Monday, January 24, 2011

Chawls of Mumbai.

Every time I think of a chawl in Mumbai, I’m reminded of a couple of lines from Phoebe’s Smelly Cat:

“Smelly Cat, Smelly Cat what are they feeding you?”

And, no offense, but:

“And you're no friend to those with noses.”

I also think of Patrick Geddes’s apt description, c. 1930, of the primarily industrial workers’ overcrowded living spaces as being not for housing but for “warehousing people”.

My first visit to a chawl was at age 8 or 9. A classmate in my first school − Sirdar High School – took me to his home in a chawl within walking distance of the school as well as 233 Khetwadi Main Road This chawl − it still stands in the 3rd Khetwadi Lane, close to Wilson High School which I attended later on − housed families of betel leaf sellers and a few white collar workers. On every floor, there were several single rooms along a common balcony at the end of which were a shared toilet and a bathroom for all those living on that floor. On an average, 5 – 10 people lived in each room measuring probably six square metres or less and having a little mori (enclosed washing space) inside it with a faucet connected to the municipal water supply. The presiding smell here was overwhelmingly verdant leafy.

The other two chawls I was familiar with in my childhood had mostly white collar workers and were near Prathana Samaj in Kandewadi close to Khotachi Wadi respectively. The all-pervading musty smell in both was of stale daal (lentil) stuck to the bottom of a cooking vessel.

In Tales from the chawl Neha Thirani calls PL Deshpande’s Batatyachi Chaal a romanticised view of the Mumbai chawl. To me, it has always been a satirical, nearly Orwellian but wittier depiction of the plight of the white collar lower middle class family trying to eke out a bare existence in heartless Mumbai. The “musty smell … of stale daal (lentil) stuck to the bottom of a cooking vessel” is very much there.

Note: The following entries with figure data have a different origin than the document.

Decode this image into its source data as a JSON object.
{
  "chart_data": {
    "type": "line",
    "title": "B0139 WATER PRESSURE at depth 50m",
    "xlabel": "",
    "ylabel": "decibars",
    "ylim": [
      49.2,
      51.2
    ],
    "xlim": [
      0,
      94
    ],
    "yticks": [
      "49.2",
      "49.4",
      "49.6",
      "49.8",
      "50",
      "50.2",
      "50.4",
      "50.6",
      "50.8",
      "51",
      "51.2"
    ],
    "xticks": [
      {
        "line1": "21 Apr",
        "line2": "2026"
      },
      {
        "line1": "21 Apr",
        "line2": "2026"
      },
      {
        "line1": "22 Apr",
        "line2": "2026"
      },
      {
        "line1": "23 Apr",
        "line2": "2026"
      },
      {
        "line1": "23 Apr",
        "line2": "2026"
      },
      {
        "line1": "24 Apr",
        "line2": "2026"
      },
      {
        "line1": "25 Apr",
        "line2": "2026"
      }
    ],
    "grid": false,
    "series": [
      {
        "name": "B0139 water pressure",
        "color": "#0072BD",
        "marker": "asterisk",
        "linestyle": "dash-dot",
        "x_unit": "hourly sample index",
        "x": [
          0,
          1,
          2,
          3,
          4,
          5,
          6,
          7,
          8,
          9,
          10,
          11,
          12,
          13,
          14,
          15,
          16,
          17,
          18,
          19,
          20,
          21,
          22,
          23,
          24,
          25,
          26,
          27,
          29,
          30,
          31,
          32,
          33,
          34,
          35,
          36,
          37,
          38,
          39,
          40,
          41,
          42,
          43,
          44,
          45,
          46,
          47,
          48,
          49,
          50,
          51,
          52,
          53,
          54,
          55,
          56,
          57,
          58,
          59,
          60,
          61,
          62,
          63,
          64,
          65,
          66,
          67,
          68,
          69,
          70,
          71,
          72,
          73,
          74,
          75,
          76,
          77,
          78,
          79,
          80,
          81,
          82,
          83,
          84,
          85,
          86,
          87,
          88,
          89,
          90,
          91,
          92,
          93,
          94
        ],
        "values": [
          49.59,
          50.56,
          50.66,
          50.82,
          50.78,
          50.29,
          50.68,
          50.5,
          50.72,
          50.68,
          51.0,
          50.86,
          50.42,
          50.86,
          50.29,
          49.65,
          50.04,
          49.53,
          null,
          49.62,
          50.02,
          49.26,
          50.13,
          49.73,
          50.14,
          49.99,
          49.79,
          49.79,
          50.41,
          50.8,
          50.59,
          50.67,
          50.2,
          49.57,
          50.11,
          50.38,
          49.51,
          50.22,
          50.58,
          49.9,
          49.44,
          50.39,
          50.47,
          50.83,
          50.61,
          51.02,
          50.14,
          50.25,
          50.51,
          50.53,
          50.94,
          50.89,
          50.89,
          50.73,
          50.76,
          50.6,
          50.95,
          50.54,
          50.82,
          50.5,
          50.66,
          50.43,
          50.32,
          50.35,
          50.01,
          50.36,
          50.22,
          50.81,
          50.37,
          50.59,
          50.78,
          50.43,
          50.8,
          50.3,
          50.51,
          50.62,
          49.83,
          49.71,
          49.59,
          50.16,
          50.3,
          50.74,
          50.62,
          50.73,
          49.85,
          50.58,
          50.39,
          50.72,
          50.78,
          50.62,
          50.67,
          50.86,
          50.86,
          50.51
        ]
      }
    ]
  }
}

My friend Rajan describes his recent visit to the chawl near the Matunga Road Station where he had spent 26 out of his 29 years in Mumbai. He found the building dilapidated and mostly deserted but did talk to an old couple of his acquaintance there who had nowhere better to move. The experience was overall “depressing”.

There are many more chawls in Mumbai that I’ve been to other than the three I described here. Maybe, I’ll talk about them sometime later.

Sunday, January 23, 2011

Sound of Money.

There was a gushing piece about a soon-to-be-staged production of Sound of Music at NCPA in a morninger recently. It brought to mind my watching the Julie Andrew movie at the Sterling sometime in the late 1960s. The pleasurable experience I had was probably as close to the one with My Fair Lady or The King and I. Watching the movie later on the idiot box came nowhere close to the real thing. It had nothing to do with big screen/small screen but my state of mind at that time. I have always felt that the reviewer’s state of mind at the time of watching a movie or a stage play has a lot to do with what sort of a review it gets – good, bad or indifferent. This may not be true at present when many producers don’t mind paying for the reviewer’s time and good mood. A post-preview table spread, for instance, may well act as an added mood improver. Why are Indians so greedy, easily corruptible and mendacious in all they do?